If the motion increment of the anti-falling connecting cloth is smaller than 0, the motion speed VF _i =beta×VX of the anti-falling connecting cloth, if

The motion increment of the anti-falling connecting cloth is equal to 0, and the motion speed VF _i =0 of the anti-falling connecting cloth; wherein alpha and beta are set motion proportion parameters, and VX is the motion speed of the whole row of motion mechanisms.
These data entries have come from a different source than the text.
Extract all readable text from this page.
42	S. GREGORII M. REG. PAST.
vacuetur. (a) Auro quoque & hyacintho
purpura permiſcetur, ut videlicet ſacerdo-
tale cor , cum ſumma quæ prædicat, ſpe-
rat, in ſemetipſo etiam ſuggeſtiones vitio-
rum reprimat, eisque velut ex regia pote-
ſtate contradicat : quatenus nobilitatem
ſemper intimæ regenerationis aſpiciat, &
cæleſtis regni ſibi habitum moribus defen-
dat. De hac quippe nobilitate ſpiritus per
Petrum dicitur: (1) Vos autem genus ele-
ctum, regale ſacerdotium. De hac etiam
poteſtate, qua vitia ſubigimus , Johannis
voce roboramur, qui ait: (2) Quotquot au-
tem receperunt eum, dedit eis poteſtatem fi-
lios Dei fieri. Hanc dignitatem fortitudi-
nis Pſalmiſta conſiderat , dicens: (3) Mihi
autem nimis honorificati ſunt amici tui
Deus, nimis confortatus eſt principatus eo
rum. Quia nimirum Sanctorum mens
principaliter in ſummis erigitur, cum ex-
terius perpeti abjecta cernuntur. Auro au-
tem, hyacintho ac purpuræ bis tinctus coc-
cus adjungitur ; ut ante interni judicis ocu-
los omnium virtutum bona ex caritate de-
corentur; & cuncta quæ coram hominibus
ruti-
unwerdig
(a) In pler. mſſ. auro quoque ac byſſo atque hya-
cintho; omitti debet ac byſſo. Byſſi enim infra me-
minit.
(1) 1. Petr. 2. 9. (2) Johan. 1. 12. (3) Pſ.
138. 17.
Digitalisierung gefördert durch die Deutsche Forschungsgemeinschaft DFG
9. The method for adaptively controlling the movement of the whole row of moving mechanisms and the anti-falling connecting cloth according to claim 8, wherein when the plurality of whole row of moving mechanisms move, the step S4 of driving the whole row of moving mechanisms and the anti-falling connecting cloth to move to the target position specifically comprises the following steps:

Step S431B: judging whether the anti-falling connecting cloth F ₀ needs to move at the beginning or not, if the current position and the target position of the whole row of moving mechanisms X ₁ are different, the anti-falling connecting cloth F ₀ needs to move at the beginning, and if the current position and the target position of the whole row of moving mechanisms X ₁ are the same, the anti-falling connecting cloth F ₀ does not need to move;

Step S432B: judging whether the anti-falling connecting cloth F ₁ -the anti-falling connecting cloth F _i-1 needs to move at the beginning or not, if the anti-falling connecting cloth F ₁ -the anti-falling connecting cloth F _i-1 in the anti-falling connecting cloth has only one motion of the whole row of motion mechanisms at the adjacent two ends or the whole row of motion mechanisms at the adjacent two ends move in opposite directions, the anti-falling connecting cloth needs to move at the beginning;

Step S433B: judging whether the anti-falling connecting cloth F _i needs to move at the beginning or not, if the current position and the target position of the whole row of moving mechanisms X _i are different, the anti-falling connecting cloth F _i needs to move at the beginning, and if the current position and the target position of the whole row of moving mechanisms X _i are the same, the anti-falling connecting cloth F _i does not need to move.

10. The method for adaptive motion control of a whole row of motion mechanisms and a drop-proof connecting cloth according to claim 9, wherein when a plurality of whole row of motion mechanisms are started to move at a speed VX, the specific operation of driving the whole row of motion mechanisms and the drop-proof connecting cloth to move to a target position in step S4 is as follows: when a plurality of whole-row moving mechanisms are started to move according to the speed VX, starting the anti-falling connecting cloth which needs to move at the beginning, monitoring the distance between the whole-row moving mechanisms at the two adjacent ends of the anti-falling connecting cloth which does not start to move in real time, and aiming at the anti-falling connecting cloth which needs to be placed, when the distance between the whole-row moving mechanisms at the two ends of the anti-falling connecting cloth which is monitored to be placed is about to change, starting the anti-falling connecting cloth to move according to the calculated speed; and starting the anti-falling connecting cloth to move according to the calculated speed until all the movement axes move to the designated position when the distance between the whole row of movement mechanisms at the two ends of the anti-falling connecting cloth to be monitored starts to change.